Small, reviewable steps. We split the whole thing into stacked pull requests so each port was a few hundred lines, reviewable in one sitting, merged on its own. The stack is what kept a month-long migration from ever feeling like a month-long migration.

The bottleneck moved

Here’s the number that surprised me. The actual code generation? You could do this in a few days. Maybe one, if you did nothing else and didn’t stop to review.

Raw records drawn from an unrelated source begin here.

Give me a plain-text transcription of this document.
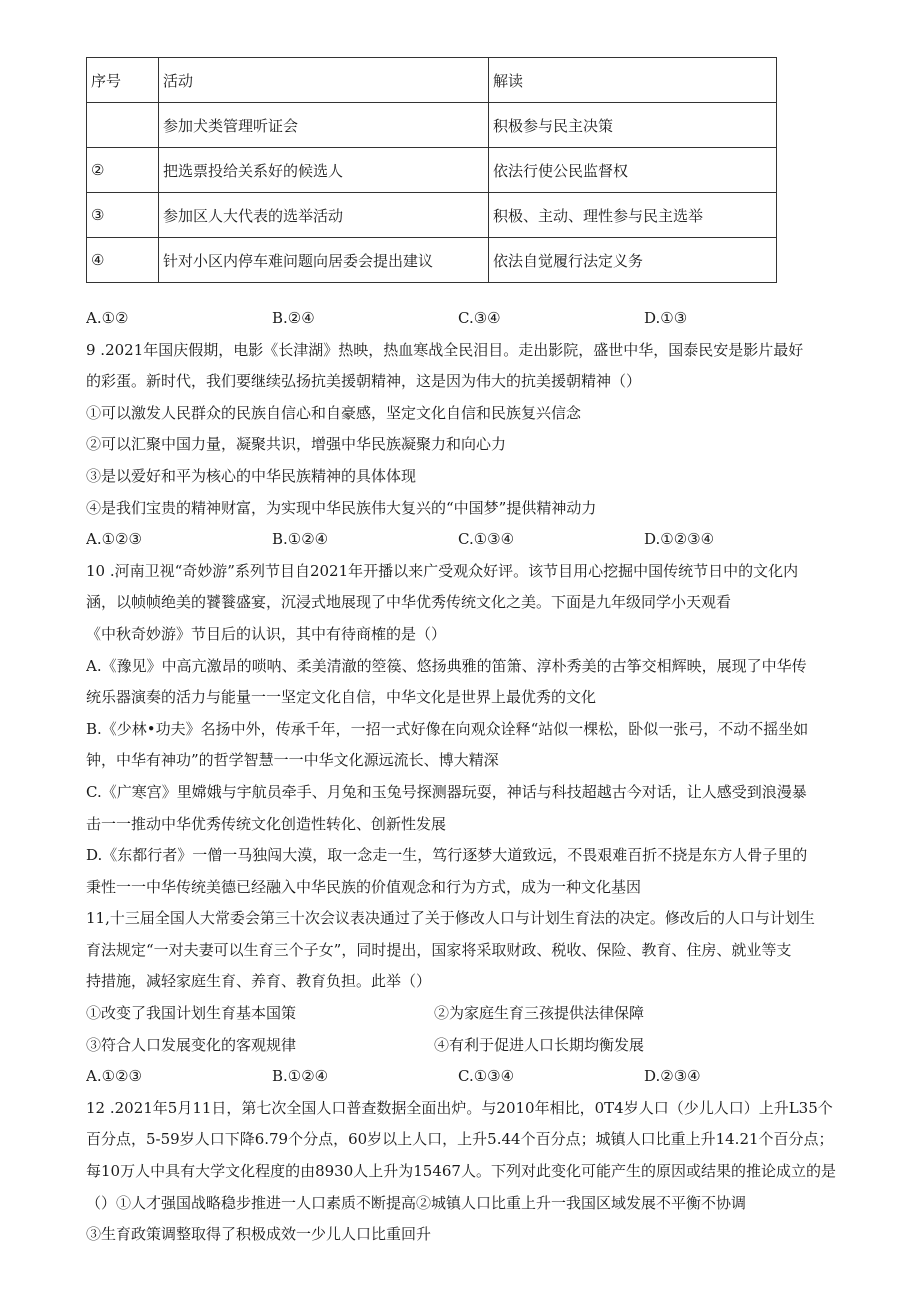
序号	活动	解读
	参加犬类管理听证会	积极参与民主决策
②	把选票投给关系好的候选人	依法行使公民监督权
③	参加区人大代表的选举活动	积极、主动、理性参与民主选举
④	针对小区内停车难问题向居委会提出建议	依法自觉履行法定义务
A.①②	B.②④	C.③④	D.①③
9 .2021年国庆假期，电影《长津湖》热映，热血寒战全民泪目。走出影院，盛世中华，国泰民安是影片最好
的彩蛋。新时代，我们要继续弘扬抗美援朝精神，这是因为伟大的抗美援朝精神（）
①可以激发人民群众的民族自信心和自豪感，坚定文化自信和民族复兴信念
②可以汇聚中国力量，凝聚共识，增强中华民族凝聚力和向心力
③是以爱好和平为核心的中华民族精神的具体体现
④是我们宝贵的精神财富，为实现中华民族伟大复兴的“中国梦”提供精神动力
A.①②③	B.①②④	C.①③④	D.①②③④
10 .河南卫视“奇妙游”系列节目自2021年开播以来广受观众好评。该节目用心挖掘中国传统节日中的文化内
涵，以帧帧绝美的饕餮盛宴，沉浸式地展现了中华优秀传统文化之美。下面是九年级同学小天观看
《中秋奇妙游》节目后的认识，其中有待商榷的是（）
A.《豫见》中高亢激昂的唢呐、柔美清澈的箜篌、悠扬典雅的笛箫、淳朴秀美的古筝交相辉映，展现了中华传
统乐器演奏的活力与能量一一坚定文化自信，中华文化是世界上最优秀的文化
B.《少林•功夫》名扬中外，传承千年，一招一式好像在向观众诠释“站似一棵松，卧似一张弓，不动不摇坐如
钟，中华有神功”的哲学智慧一一中华文化源远流长、博大精深
C.《广寒宫》里嫦娥与宇航员牵手、月兔和玉兔号探测器玩耍，神话与科技超越古今对话，让人感受到浪漫暴
击一一推动中华优秀传统文化创造性转化、创新性发展
D.《东都行者》一僧一马独闯大漠，取一念走一生，笃行逐梦大道致远，不畏艰难百折不挠是东方人骨子里的
秉性一一中华传统美德已经融入中华民族的价值观念和行为方式，成为一种文化基因
11,十三届全国人大常委会第三十次会议表决通过了关于修改人口与计划生育法的决定。修改后的人口与计划生
育法规定“一对夫妻可以生育三个子女”，同时提出，国家将采取财政、税收、保险、教育、住房、就业等支
持措施，减轻家庭生育、养育、教育负担。此举（）
①改变了我国计划生育基本国策	②为家庭生育三孩提供法律保障
③符合人口发展变化的客观规律	④有利于促进人口长期均衡发展
A.①②③	B.①②④	C.①③④	D.②③④
12 .2021年5月11日，第七次全国人口普查数据全面出炉。与2010年相比，0T4岁人口（少儿人口）上升L35个
百分点，5-59岁人口下降6.79个分点，60岁以上人口，上升5.44个百分点；城镇人口比重上升14.21个百分点；
每10万人中具有大学文化程度的由8930人上升为15467人。下列对此变化可能产生的原因或结果的推论成立的是
（）①人才强国战略稳步推进一人口素质不断提高②城镇人口比重上升一我国区域发展不平衡不协调
③生育政策调整取得了积极成效一少儿人口比重回升
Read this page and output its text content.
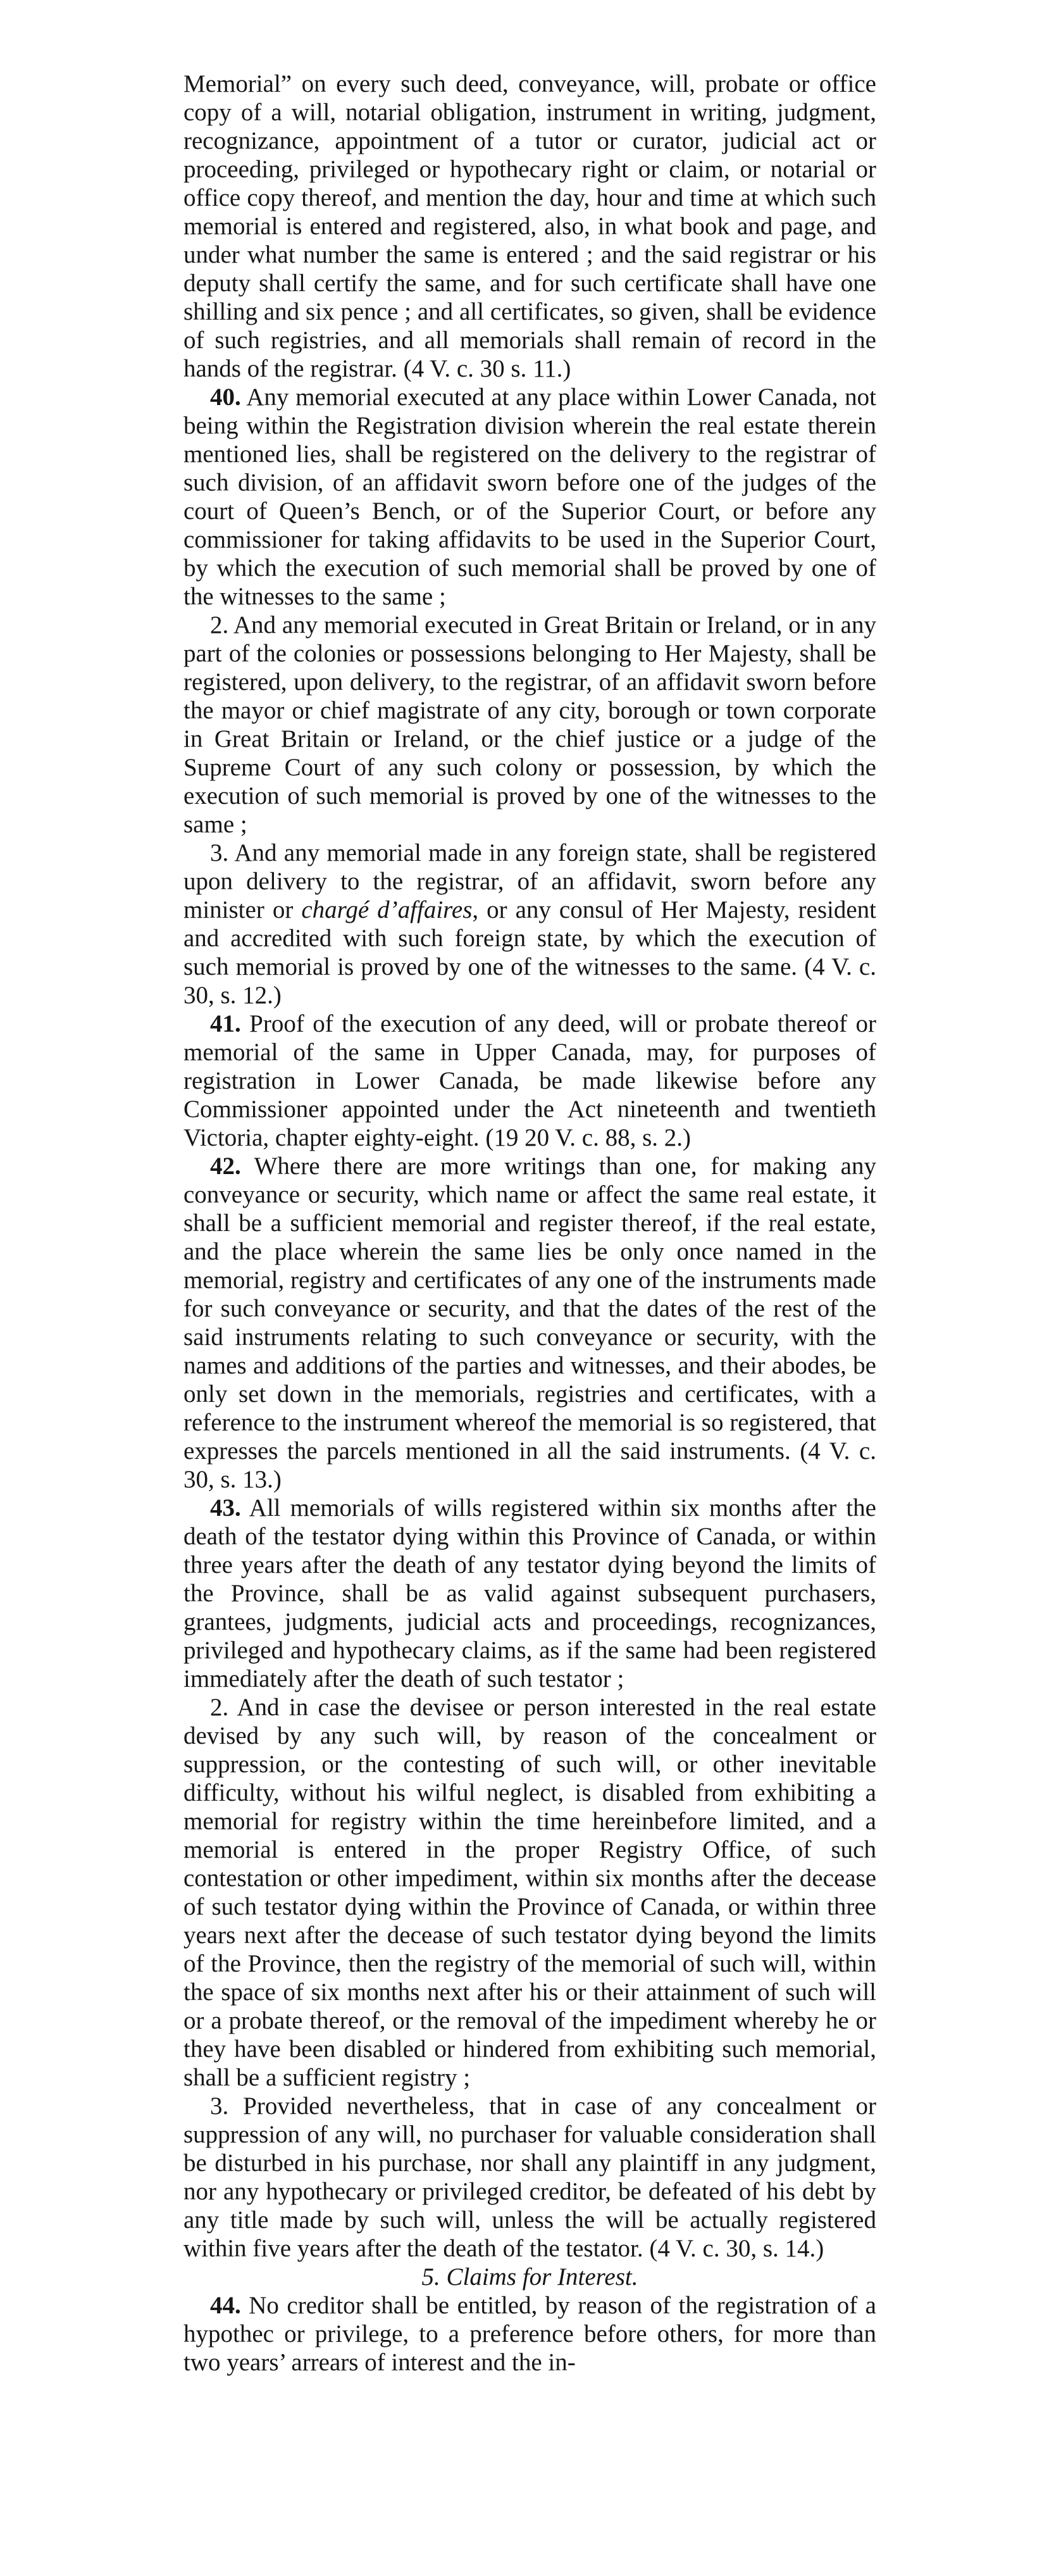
Memorial” on every such deed, conveyance, will, probate or office copy of a will, notarial obligation, instrument in writing, judgment, recognizance, appointment of a tutor or curator, judicial act or proceeding, privileged or hypothecary right or claim, or notarial or office copy thereof, and mention the day, hour and time at which such memorial is entered and registered, also, in what book and page, and under what number the same is entered ; and the said registrar or his deputy shall certify the same, and for such certificate shall have one shilling and six pence ; and all certificates, so given, shall be evidence of such registries, and all memorials shall remain of record in the hands of the registrar. (4 V. c. 30 s. 11.)

40. Any memorial executed at any place within Lower Canada, not being within the Registration division wherein the real estate therein mentioned lies, shall be registered on the delivery to the registrar of such division, of an affidavit sworn before one of the judges of the court of Queen’s Bench, or of the Superior Court, or before any commissioner for taking affidavits to be used in the Superior Court, by which the execution of such memorial shall be proved by one of the witnesses to the same ;

2. And any memorial executed in Great Britain or Ireland, or in any part of the colonies or possessions belonging to Her Majesty, shall be registered, upon delivery, to the registrar, of an affidavit sworn before the mayor or chief magistrate of any city, borough or town corporate in Great Britain or Ireland, or the chief justice or a judge of the Supreme Court of any such colony or possession, by which the execution of such memorial is proved by one of the witnesses to the same ;

3. And any memorial made in any foreign state, shall be registered upon delivery to the registrar, of an affidavit, sworn before any minister or chargé d’affaires, or any consul of Her Majesty, resident and accredited with such foreign state, by which the execution of such memorial is proved by one of the witnesses to the same. (4 V. c. 30, s. 12.)

41. Proof of the execution of any deed, will or probate thereof or memorial of the same in Upper Canada, may, for purposes of registration in Lower Canada, be made likewise before any Commissioner appointed under the Act nineteenth and twentieth Victoria, chapter eighty-eight. (19 20 V. c. 88, s. 2.)

42. Where there are more writings than one, for making any conveyance or security, which name or affect the same real estate, it shall be a sufficient memorial and register thereof, if the real estate, and the place wherein the same lies be only once named in the memorial, registry and certificates of any one of the instruments made for such conveyance or security, and that the dates of the rest of the said instruments relating to such conveyance or security, with the names and additions of the parties and witnesses, and their abodes, be only set down in the memorials, registries and certificates, with a reference to the instrument whereof the memorial is so registered, that expresses the parcels mentioned in all the said instruments. (4 V. c. 30, s. 13.)

43. All memorials of wills registered within six months after the death of the testator dying within this Province of Canada, or within three years after the death of any testator dying beyond the limits of the Province, shall be as valid against subsequent purchasers, grantees, judgments, judicial acts and proceedings, recognizances, privileged and hypothecary claims, as if the same had been registered immediately after the death of such testator ;

2. And in case the devisee or person interested in the real estate devised by any such will, by reason of the concealment or suppression, or the contesting of such will, or other inevitable difficulty, without his wilful neglect, is disabled from exhibiting a memorial for registry within the time hereinbefore limited, and a memorial is entered in the proper Registry Office, of such contestation or other impediment, within six months after the decease of such testator dying within the Province of Canada, or within three years next after the decease of such testator dying beyond the limits of the Province, then the registry of the memorial of such will, within the space of six months next after his or their attainment of such will or a probate thereof, or the removal of the impediment whereby he or they have been disabled or hindered from exhibiting such memorial, shall be a sufficient registry ;

3. Provided nevertheless, that in case of any concealment or suppression of any will, no purchaser for valuable consideration shall be disturbed in his purchase, nor shall any plaintiff in any judgment, nor any hypothecary or privileged creditor, be defeated of his debt by any title made by such will, unless the will be actually registered within five years after the death of the testator. (4 V. c. 30, s. 14.)

5. Claims for Interest.

44. No creditor shall be entitled, by reason of the registration of a hypothec or privilege, to a preference before others, for more than two years’ arrears of interest and the in-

It took us three weeks to a month. Not because the writing was slow, but because reviewing is the bottleneck now. Reading every diff, in a language I’m still learning, while also running a company. The model produced faster than we could absorb.

That’s the real shape of AI-assisted engineering right now, and it’s the same lesson I keep landing on: writing got cheap, reviewing didn’t. The cost of software moved from your fingers to your eyes. I’ve written before about the corruption tax you pay when you delegate to a model and don’t read the result, and this is the same coin, flipped to the happy side. The guardrails and the reading are not overhead. They are the work now.

What I gave up

I don’t fully know the code we’re shipping. Some of it is probably not idiomatic Rust. There are likely allocations a real Rust programmer would avoid and patterns they’d wince at. The model is a better Rust programmer than I am, and for a CLI where correctness matters more than elegance and the tests cover the behavior, I’m at peace with that.

I’m also clear about why this worked, because it tells you when it won’t. It’s a CLI. The behavior is well defined. The test coverage was good before we started. I would not do this blind on a system I couldn’t test thoroughly, or one where “probably correct” isn’t good enough. The method isn’t magic. It leans entirely on the fact that we could prove the new code behaved like the old code.

The lesson isn’t “rewrite everything in Rust.” It’s that the calculus changed. The reason you never rewrote was that rewriting cost more than it returned. Porting, with a model that writes the language and tests pinned to behavior you already trust, slipped under that line while everyone was still quoting an essay from 2000. The news isn’t that an AI wrote Rust. It’s that porting, always the safer half of Spolsky’s rule, finally got cheap enough to just do.

I still can’t write Rust. Turns out I didn’t need to.